COOP - A cooperativa e os prédios do Bairro da COOP. Arq. Jorge Gonçalves Valente

Muitos dados nesta mensagem são baseados na comunicação de 2013 de NIKOLAI BRANDES que analisou a ideologia e práctica cooperativa da COOP para além das construções - detalhes no fim da mensagem em (1).
A Sociedade de Moçambique para o Fomento da Construção de Casas (COOP) foi fundada em 1951 pelo Dr. José Caetano Oliveira Nunes que foi o seu dirigente máximo até pelos menos 1974. A COOP foi construindo pequenos conjuntos de casas em várias partes da cidade mas o seu objectivo era o estabelecer um bairro autónomo. Conseguiu-o no chamado Bairro da COOP, um bairro urbano actualmente para cerca de 8 mil pessoas situado em torno do cruzamento das Avs. N.S. de Fátima (actual Kaunda) e Augusto Castilho (actual Lenine) onde se forma a praça agora da OMM. O bairro assentou numa zona periférica da cidade que esteve desabitada até ao início dos anos 60 e que ficava na direcção Sul - Norte entre o dito "cimento" e o subúrbio e na direcção Leste – Oeste entre o bairro selecto da Sommerschield e o bairro popular da Malhangalene.
Neste artigo vamos ver principalmente a parte sul do Bairro da COOP (para sul da actual Av. Kaunda) e os seus prédios. Esta parte sul é dominada por quatro prédios de doze andares ao longo da Av. Castilho (Lenine) que foram os primeiros a ser construidos e cinco prédios de dez andares ao longo da Av. Nossa Senhora de Fátima (Kaunda). Todos foram projectados pelo arquitecto da COOP Jorge Gonçalves Valente e eram conhecidos por PH (Propriedade Horizontal). 

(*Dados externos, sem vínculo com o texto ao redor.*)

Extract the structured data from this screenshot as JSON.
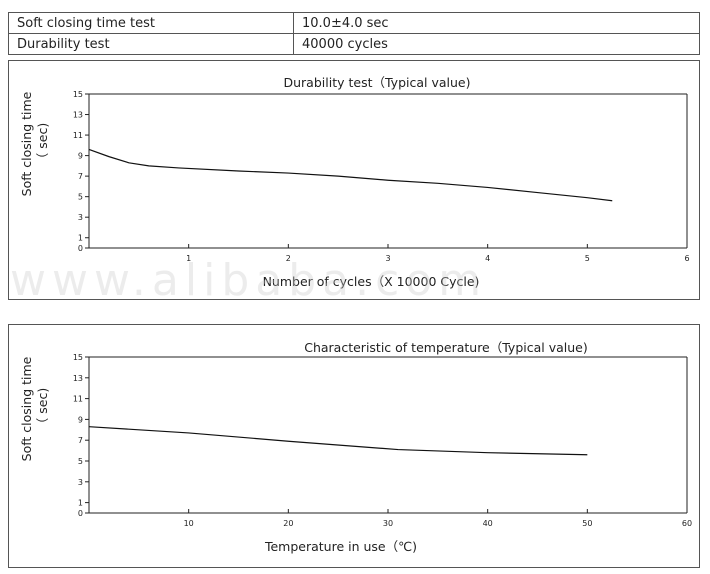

FOTO 1 - vista para sudeste
à direita, para sul da avenida: Os prédios da COOP da Av. N.S. de Fátima, 
actual Kaunda. Vê-se os quatro mais para leste dum total de cinco. 

FOTO 2 - vista para sul
à esquerda, para leste da avenida: Os prédios da COOP 
da Av. Augusto Castilho, actual Lenine que para o fundo segue para a Baixa.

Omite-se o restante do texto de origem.